During the conference, an appeal to Reb Avraham-Shaye to adjudicate gets rejected, but Reb Avraham-Shaye personally visits Rav Simkha, asking about Chaikl. Upon learning of Tsemakh's return as the penitent, he tells Rav Simkha that by ignoring his wife, he is not a penitent, and wants Rav Simkha to tell Tsemakh to return. In Nareva, in the rabbi's absence, Lohoysker becomes even more insulting, crashing an all-night Musar meeting. Yankl, having learned his Musar from the younger Tsemakh, makes life miserable for the trustee handling the free loans for widows, on the grounds that the trustee is uncaring and stingy. The trustee resigns, but no one else is willing to take on the job, leading the widows to protest and the yeshiva facing eviction from the congregation that houses it. Yankl also makes life miserable for Melechke since he is not into the Musar philosophy, and Melechke ends up running off without warning, abetted by Lohoysker. Rav Simkha returns, and per the congregation's demands, sends Yankl away to found a yeshiva to be run by Reb Duber, he soon announces success in Amdur. Meanwhile, Tsemakh breaks his policy of non-involvement and violently evicts Lohoysker. Rav Simkha has not yet decided whether to pass on Reb Avraham-Shaye's demand.

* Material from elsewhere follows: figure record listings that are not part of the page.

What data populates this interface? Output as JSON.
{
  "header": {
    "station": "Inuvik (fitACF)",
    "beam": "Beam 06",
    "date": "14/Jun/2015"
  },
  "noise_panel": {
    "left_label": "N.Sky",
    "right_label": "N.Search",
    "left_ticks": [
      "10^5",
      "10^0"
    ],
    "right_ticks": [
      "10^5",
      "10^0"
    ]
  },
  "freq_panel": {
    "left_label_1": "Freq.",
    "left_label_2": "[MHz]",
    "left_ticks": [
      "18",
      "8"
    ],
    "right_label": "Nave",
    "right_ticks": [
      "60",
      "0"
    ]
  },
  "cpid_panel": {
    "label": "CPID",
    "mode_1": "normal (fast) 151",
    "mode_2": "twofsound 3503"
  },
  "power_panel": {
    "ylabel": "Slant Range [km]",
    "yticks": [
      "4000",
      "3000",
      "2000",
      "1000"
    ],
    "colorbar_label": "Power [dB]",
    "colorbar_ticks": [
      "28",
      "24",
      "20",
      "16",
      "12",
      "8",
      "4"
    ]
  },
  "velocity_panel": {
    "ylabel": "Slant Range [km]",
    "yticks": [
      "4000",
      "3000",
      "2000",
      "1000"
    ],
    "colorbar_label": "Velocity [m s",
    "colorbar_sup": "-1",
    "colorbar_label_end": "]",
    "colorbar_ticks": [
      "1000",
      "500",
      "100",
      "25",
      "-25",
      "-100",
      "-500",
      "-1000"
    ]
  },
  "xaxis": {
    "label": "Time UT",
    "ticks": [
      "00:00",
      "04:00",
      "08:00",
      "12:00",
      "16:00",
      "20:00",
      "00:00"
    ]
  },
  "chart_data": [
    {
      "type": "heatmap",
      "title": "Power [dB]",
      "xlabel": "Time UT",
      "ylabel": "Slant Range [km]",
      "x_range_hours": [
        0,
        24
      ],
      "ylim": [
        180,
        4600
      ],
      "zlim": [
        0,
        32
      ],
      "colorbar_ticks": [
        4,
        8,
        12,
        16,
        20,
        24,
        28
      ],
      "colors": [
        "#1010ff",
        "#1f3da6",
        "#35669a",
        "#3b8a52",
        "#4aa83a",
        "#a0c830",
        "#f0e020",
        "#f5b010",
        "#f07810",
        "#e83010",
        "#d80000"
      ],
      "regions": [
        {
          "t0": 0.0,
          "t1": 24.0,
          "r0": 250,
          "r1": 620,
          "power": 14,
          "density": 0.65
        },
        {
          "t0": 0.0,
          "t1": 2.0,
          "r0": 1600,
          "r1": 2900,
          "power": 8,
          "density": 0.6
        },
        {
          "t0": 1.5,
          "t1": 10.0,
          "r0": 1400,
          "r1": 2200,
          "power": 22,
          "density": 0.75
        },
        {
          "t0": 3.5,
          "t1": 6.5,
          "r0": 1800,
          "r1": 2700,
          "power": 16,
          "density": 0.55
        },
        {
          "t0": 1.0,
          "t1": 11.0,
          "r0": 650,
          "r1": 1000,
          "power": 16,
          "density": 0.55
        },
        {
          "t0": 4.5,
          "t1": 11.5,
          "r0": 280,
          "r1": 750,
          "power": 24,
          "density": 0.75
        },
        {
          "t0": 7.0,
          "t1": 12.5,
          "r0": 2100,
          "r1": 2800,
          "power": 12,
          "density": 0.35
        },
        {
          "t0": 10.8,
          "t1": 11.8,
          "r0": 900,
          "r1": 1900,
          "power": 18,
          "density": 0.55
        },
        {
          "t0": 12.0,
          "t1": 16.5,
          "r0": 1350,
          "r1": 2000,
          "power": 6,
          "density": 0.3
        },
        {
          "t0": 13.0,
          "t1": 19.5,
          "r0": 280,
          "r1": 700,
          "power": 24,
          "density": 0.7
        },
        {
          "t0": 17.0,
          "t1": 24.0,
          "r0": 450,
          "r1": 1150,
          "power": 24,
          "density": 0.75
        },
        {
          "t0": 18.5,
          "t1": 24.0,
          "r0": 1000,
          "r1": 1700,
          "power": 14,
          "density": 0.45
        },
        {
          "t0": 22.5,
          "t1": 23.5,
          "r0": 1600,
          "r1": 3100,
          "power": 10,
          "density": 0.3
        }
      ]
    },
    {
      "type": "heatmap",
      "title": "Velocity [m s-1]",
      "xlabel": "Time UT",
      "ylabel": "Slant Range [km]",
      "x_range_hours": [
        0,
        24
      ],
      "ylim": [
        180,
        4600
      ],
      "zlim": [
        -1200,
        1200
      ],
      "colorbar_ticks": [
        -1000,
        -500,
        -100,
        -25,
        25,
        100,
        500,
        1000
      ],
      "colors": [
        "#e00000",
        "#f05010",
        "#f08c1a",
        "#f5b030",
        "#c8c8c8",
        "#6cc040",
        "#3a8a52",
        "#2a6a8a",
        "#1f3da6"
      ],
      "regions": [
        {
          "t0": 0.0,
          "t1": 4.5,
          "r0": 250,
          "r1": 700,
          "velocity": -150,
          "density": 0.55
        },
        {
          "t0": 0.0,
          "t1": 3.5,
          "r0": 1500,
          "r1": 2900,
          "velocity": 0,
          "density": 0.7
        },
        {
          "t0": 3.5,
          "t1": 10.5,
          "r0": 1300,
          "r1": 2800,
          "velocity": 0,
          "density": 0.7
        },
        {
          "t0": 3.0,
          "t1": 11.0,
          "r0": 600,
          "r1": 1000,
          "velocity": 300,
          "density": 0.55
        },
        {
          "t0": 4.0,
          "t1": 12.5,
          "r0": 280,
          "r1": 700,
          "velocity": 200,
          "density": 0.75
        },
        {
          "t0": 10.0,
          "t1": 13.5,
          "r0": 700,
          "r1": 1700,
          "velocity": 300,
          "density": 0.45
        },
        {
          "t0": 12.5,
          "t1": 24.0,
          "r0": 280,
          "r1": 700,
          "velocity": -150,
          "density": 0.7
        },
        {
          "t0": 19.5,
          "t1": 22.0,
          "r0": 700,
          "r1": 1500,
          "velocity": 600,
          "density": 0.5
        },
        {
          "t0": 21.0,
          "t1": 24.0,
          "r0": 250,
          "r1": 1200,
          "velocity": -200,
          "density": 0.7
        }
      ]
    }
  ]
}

In quick succession, one yeshiva student tries to commit suicide, Reb Duber finds himself in Amdur, with Yankl gone and most of the townspeople hostile. Yankl returns and uses Purim as an excuse to tastelessly and publicly insult the trustee, and one of the most beloved of the yeshiva students dies of his weak heart. Slava shows up, and scandalously receives Lohoysker and Chaikl as guests. Tsemakh is forced to leave with Slava, and takes Lohoysker and Chaikl with him. They leave for Vilna, and Tsemakh meets with Reb Avraham-Shaye, who convinces Tsemakh to stay with his wife and to go into business. Tsemakh becomes a quiet sort, although marital harmony is still elusive for him. Lohoysker discovers that he is trapped in the yeshiva world: not only does he have no other skills, he has no other interests, and so he becomes observant again. Chaikl too finds himself trapped, but not quite as strongly.

In the end, Reb Avraham-Shaye and his wife board a train, beginning their relocation to the Holy Land. Tsemakh and Chaikl watch the train leave, deeply aware that their future remains forever tied to the Kosover's influence.

==Reception==

Placing the action of his novel in the environs of Vilna, [Lithuania], after the First World War, Grade spins an alternately moody and volcanic tale which is not only breathtaking in its polychromatic effect, but which also gives visible evidence of the profound and compassionate understanding of man's vulnerability to his own instincts.
— Moshe Moskowitz, Judaism, Winter 1978, pp. 115-120

Those portions of the book that offer pictures of East European Jewish life seem a little heavy and slap-dash, lacking in novelistic finish, as if Grade were counting too much on the keyed-in responses of his Yiddish audience. But whenever the book turns to the inner life of Tsemakh, it comes entirely alive.